We were up there to assist with the monitoring of some of the birds, in particular the nightjars. Nightjars are very special birds with a very cool call. Their 'song' is very distinctive and you can hear it when the males start to sing as the evening fades into dusk for nightjars are birds of the night! By night they fly around hunting moths and other flying insects and by day they sit very tight, so incredibly well camouflaged you would walk right past it without knowing. Only here for part of the year, these birds fly all the way to Africa and well south of the Sahara - see a map here, and some of these Dorset monitored birds have made this journey at least 10 times! 

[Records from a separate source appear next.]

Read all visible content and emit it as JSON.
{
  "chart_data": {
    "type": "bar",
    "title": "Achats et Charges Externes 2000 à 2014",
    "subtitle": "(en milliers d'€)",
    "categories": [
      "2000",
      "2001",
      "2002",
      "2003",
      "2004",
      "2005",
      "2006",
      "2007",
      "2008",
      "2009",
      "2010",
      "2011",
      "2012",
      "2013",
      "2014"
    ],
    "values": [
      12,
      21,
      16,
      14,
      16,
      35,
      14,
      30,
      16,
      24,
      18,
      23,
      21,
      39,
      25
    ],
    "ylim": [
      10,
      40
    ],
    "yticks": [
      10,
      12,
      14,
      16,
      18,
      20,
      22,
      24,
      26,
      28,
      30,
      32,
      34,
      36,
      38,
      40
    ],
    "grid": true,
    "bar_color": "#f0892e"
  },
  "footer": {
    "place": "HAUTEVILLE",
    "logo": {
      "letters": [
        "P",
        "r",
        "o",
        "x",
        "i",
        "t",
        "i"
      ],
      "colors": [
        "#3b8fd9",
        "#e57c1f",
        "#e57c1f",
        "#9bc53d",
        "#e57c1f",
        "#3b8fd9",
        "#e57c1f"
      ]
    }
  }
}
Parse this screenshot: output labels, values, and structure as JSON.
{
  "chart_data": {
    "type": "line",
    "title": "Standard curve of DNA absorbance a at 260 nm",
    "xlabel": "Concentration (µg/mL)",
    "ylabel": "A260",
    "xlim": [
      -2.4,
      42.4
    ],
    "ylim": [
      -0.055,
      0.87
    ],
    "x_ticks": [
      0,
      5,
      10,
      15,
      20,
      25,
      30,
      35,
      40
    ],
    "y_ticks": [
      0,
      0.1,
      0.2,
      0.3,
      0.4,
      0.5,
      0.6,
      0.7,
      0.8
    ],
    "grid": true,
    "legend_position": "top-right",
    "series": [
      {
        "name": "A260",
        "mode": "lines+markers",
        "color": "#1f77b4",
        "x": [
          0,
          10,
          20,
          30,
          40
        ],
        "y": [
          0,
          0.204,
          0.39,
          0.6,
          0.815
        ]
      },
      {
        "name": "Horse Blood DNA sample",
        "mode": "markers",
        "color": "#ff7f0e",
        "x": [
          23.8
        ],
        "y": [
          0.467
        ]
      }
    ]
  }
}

The evening was full of calling males, a few midges and the occasional wheep wheep call of the male in flight. We were extremely privileged to see one of these fantastic birds up close, a one year old female from last year.  Apart from th cryptic plumage, what struck me was the size of those eyes, and we could clearly see the big moth-funnelling bristles at her gape. After reading the ring number and checking on her condition she was quickly released and we caught a glimpse of her as she vanished back into the night.

Thursday, 25 May 2017

Evenings are magical!

Evenings are magical. I loiter by the whispering river to watch the swifts hurtle through the zig-zag air and soon I am covered by hundreds of ghost-white flies and the evening is thick with them. And out of no-where, a barn owl, tinged pink in the last of the glow from a superb sunset hunts his way over the flower-thick fields. As I head home I glimpse him once more, this time mouse heavy, a mouse black shape dangling limp from his talons, as he draws a line between a death among the sweet flowers and the lives it will grow, a line that leads to the clamour of hungry owlets.